The devastation wreaked by ALS has never been portrayed more vividly than by its effect on baseball’s Iron Horse.

Upon leaving the Yankees lineup, Gehrig had amassed a pile of impressive records. Besides the consecutive games played mark, he had also played in 100 games for 14 consecutive seasons, amassed 12 years playing in 150 games, scored 100 runs 13 years in a row, drove in 100 runs in 13 seasons, and logged 300 total bases in 13 seasons.

He also set the record for career grand slams that still stands, with 23. He still holds the American League season record for runs batted in, with 184 in 1931. And he compiled a lifetime batting average of .340.

You simply can’t review his career numbers without your jaw dropping. By any standard, Gehrig remains the best first baseman ever to play the game.

But Gehrig had his own way of measuring how well he played. As he told Quentin Reynolds in 1935, “In the beginning, I used to make one terrible play a game. Then I got so I’d make one a week, and finally I’d pull a bad one about once a month. Now, I’m trying to keep it down to one a season.”

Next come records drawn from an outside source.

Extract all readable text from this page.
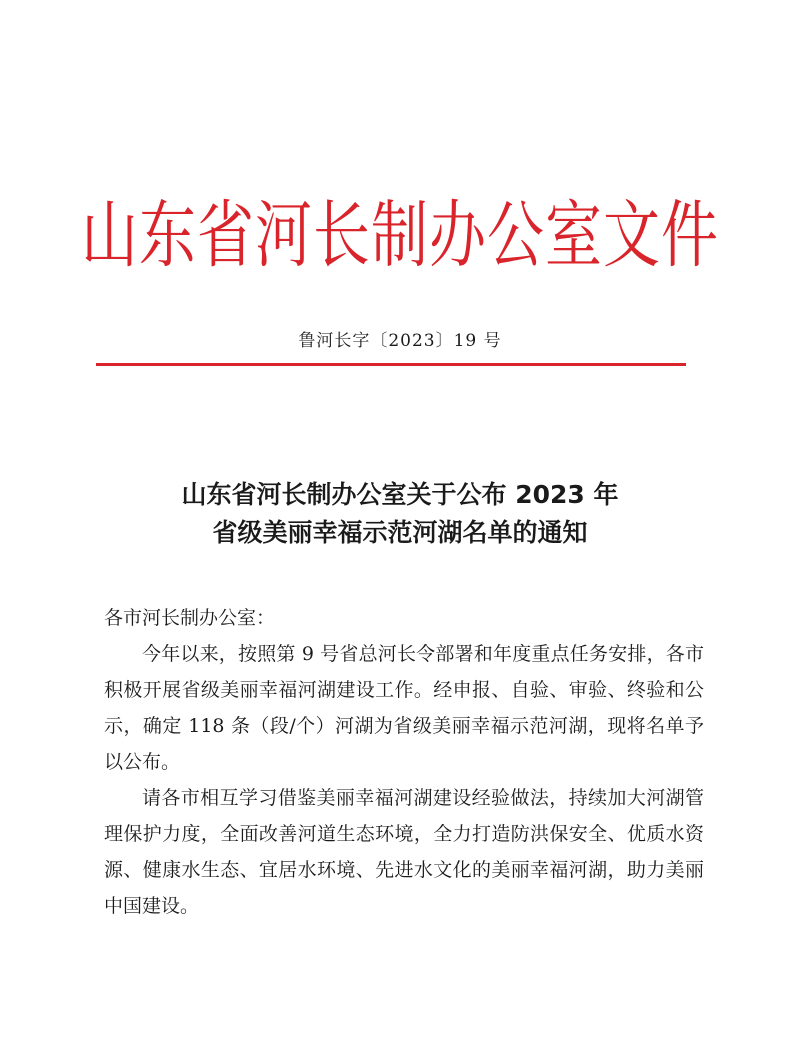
山东省河长制办公室文件
鲁河长字〔2023〕19 号
山东省河长制办公室关于公布 2023 年
省级美丽幸福示范河湖名单的通知
各市河长制办公室：

今年以来，按照第 9 号省总河长令部署和年度重点任务安排，各市积极开展省级美丽幸福河湖建设工作。经申报、自验、审验、终验和公示，确定 118 条（段/个）河湖为省级美丽幸福示范河湖，现将名单予以公布。

请各市相互学习借鉴美丽幸福河湖建设经验做法，持续加大河湖管理保护力度，全面改善河道生态环境，全力打造防洪保安全、优质水资源、健康水生态、宜居水环境、先进水文化的美丽幸福河湖，助力美丽中国建设。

Yet, for all his baseball accomplishments, Gehrig appreciated his place in the hearts of fans. He related this story to Jack Sher shortly before he died: “You have to get knocked down to realize how people really feel about you. I’ve realized that more than ever lately.

“The other day, I was on my way to the car. It was hailing, the streets were slippery, and I was having a tough time of it. I came to a corner and started to slip.

“But before I could fall, four people jumped out of nowhere to help me. When I thanked them, they all said they knew about my illness and had been keeping an eye on me.”

As great a ballplayer as Gehrig was, his lasting legacy remains his farewell speech, and his dignity and courage in facing ALS.

Chris Pendergast has battled ALS for 16 years. As he told Robinson recently, “He taught me that the human spirit can transcend any affliction. I am now a quadriplegic, using a feeding tube and an external ventilator for part of the day. But with Lou as a model, I still feel I have an awful lot to live for.”

“Gehrig didn’t feel sorry for himself,” Dodgers pitcher Randy Wolf told Mark Bowman of “He lived up to who he is. He was an American hero. That’s why his farewell speech will always be known.”